恩師・竹中智秀先生が、私たちは「死のない生」を生きていると教えてくださったことが改めて思い出されます。老いや死から目をそらし、あたかも死なないかのように自分をごまかして生きている私たちは、どこで本当に生きたと言えるのでしょうか。目の前のことに追われ、自分を見失い、あっという間に一生が過ぎ去っていく。

 

おおよそはかなきものは、この世の始中終、まぼろしのごとくなる一期なり。(中略)一生すぎやすし。

 

このような生を生きているということと真向かいになる生き方こそ、「後生の一大事を心にかけて、阿弥陀仏をふかくたのみまいらせて、念仏もうす」ことであり、この有限の一瞬一瞬を念仏申すなかに大切に生きよと教えてくださっているのでしょう。

 

「死」という辛く悲しくも突きつけられる現実そのものが、私たちの相対分別の眼を破る大切な仏さまのおはたらきなのではないでしょうか。損得、優劣、勝敗、善悪等々…、そんな分別の眼で自分を、そして他者を分別し傷つけ、空しく過ごして生きている私たちに、そんな生き方を超え、我が身をあるがままに引き受けて生きていける、そんな広く尊い世界を伯母のお骨は訴えかけているようでした。

 

仏事の場とは、本当に大切なものを私に与えてくださる場であると痛感させられたご葬儀でした。

 

南無阿弥陀仏

 

 

今朝の朝刊を読んでいたら、「知る」と「分かる」はどう違うのか? ということについて、先日お亡くなりになった大江健三郎さんの言葉が紹介されていました。

 

「知る」から「分かる」に進むと、自分で知識を使いこなせるようになる。
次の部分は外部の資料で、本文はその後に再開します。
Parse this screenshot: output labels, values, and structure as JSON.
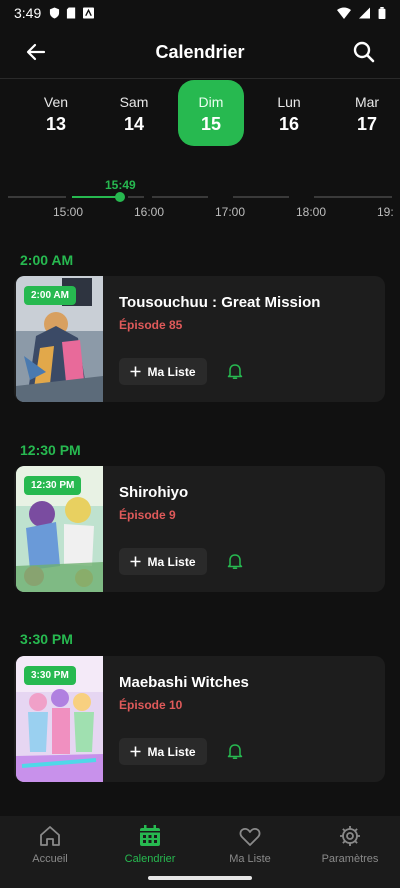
{
  "status_bar": {
    "time": "3:49"
  },
  "header": {
    "title": "Calendrier"
  },
  "days": [
    {
      "name": "Ven",
      "num": "13"
    },
    {
      "name": "Sam",
      "num": "14"
    },
    {
      "name": "Dim",
      "num": "15",
      "active": true
    },
    {
      "name": "Lun",
      "num": "16"
    },
    {
      "name": "Mar",
      "num": "17"
    }
  ],
  "timeline": {
    "now": "15:49",
    "labels": [
      "15:00",
      "16:00",
      "17:00",
      "18:00",
      "19:"
    ]
  },
  "sections": [
    {
      "time": "2:00 AM",
      "badge": "2:00 AM",
      "title": "Tousouchuu : Great Mission",
      "episode": "Épisode 85",
      "button": "Ma Liste"
    },
    {
      "time": "12:30 PM",
      "badge": "12:30 PM",
      "title": "Shirohiyo",
      "episode": "Épisode 9",
      "button": "Ma Liste"
    },
    {
      "time": "3:30 PM",
      "badge": "3:30 PM",
      "title": "Maebashi Witches",
      "episode": "Épisode 10",
      "button": "Ma Liste"
    }
  ],
  "nav": {
    "items": [
      {
        "label": "Accueil",
        "icon": "home-icon"
      },
      {
        "label": "Calendrier",
        "icon": "calendar-icon",
        "active": true
      },
      {
        "label": "Ma Liste",
        "icon": "heart-icon"
      },
      {
        "label": "Paramètres",
        "icon": "settings-icon"
      }
    ]
  },
  "colors": {
    "accent": "#27b950",
    "episode": "#e05a5a",
    "background": "#111111",
    "card": "#1d1d1d"
  }
}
その先には「悟る」があって、まったく新しい発想が生まれる。

 

ということでした。

 

私たちは何事かに向き合う時、すぐに「そんなことすでに知っている」という態度になることはないか? と問われたような気がしました。

 

あることを知っていたとしても、わかっていなければ何にもならないということなのかもしれません。もっと言えば、知っていると思っているそのことを何も知っていないことでもあるのでしょう。

 

物事の表面上だけをすくいとって、わかったような気になり、その「つもり」のモノサシであらゆるのを分別し、裁いていく。

 

親鸞聖人は、『歎異抄』のなかで次のようにおっしゃっておられます。

 

まことに如来の御恩ということをばさたなくして、われもひとも、よしあしということをのみもうしあえり。聖人のおおせには、「善悪のふたつ総じてもって存知せざるなり。そのゆえは、如来の御こころによしとおぼしめすほどにしりとおしたらばこそ、よきをしりたるにてもあらめ、如来のあしとおぼしめすほどにしりとおしたらばこそ、あしさをしりたるにてもあらめど、煩悩具足の凡夫、火宅無常の世界は、よろずのこと、みなもって、そらごとたわごと、まことあることなきに、ただ念仏のみぞまことにておわします」(『歎異抄』後序)

 

つまり、私に真実など何もわからないということでしょう。なぜなら、無明煩悩にまみれた凡夫だからです。そのような私たちの世界はすべて「そらごとたわごと、まことあることなき」世界なのです。

 

にも関わらず、自らが得た知識や経験こそがすべてであるかのように自我を振りかざし、自他ともに傷つけるようなあり方をして迷い苦しんでいると仏さまの眼は見抜かれているのだと教えてくださいます。

 

大江さんはその先に「悟る」とおっしゃっておれますが、それは人間にはとてもかなわないことだと親鸞聖人は教えてくださいます。

 

そのような無明煩悩の我が身を知らせてくださる仏さまの智慧の眼、光、それこそ阿弥陀さまの本願である南無阿弥陀仏のお念仏だけが真実であると教えてくださっているのです。

 

私たちにとったら、南無阿弥陀仏こそ、なんだかわからないまやかしの呪文のように感じるのかもしれません。しかし、そのように受け取っている私の眼こそ、お念仏から、仏さまの教えから問われなければいけないのではないでしょうか。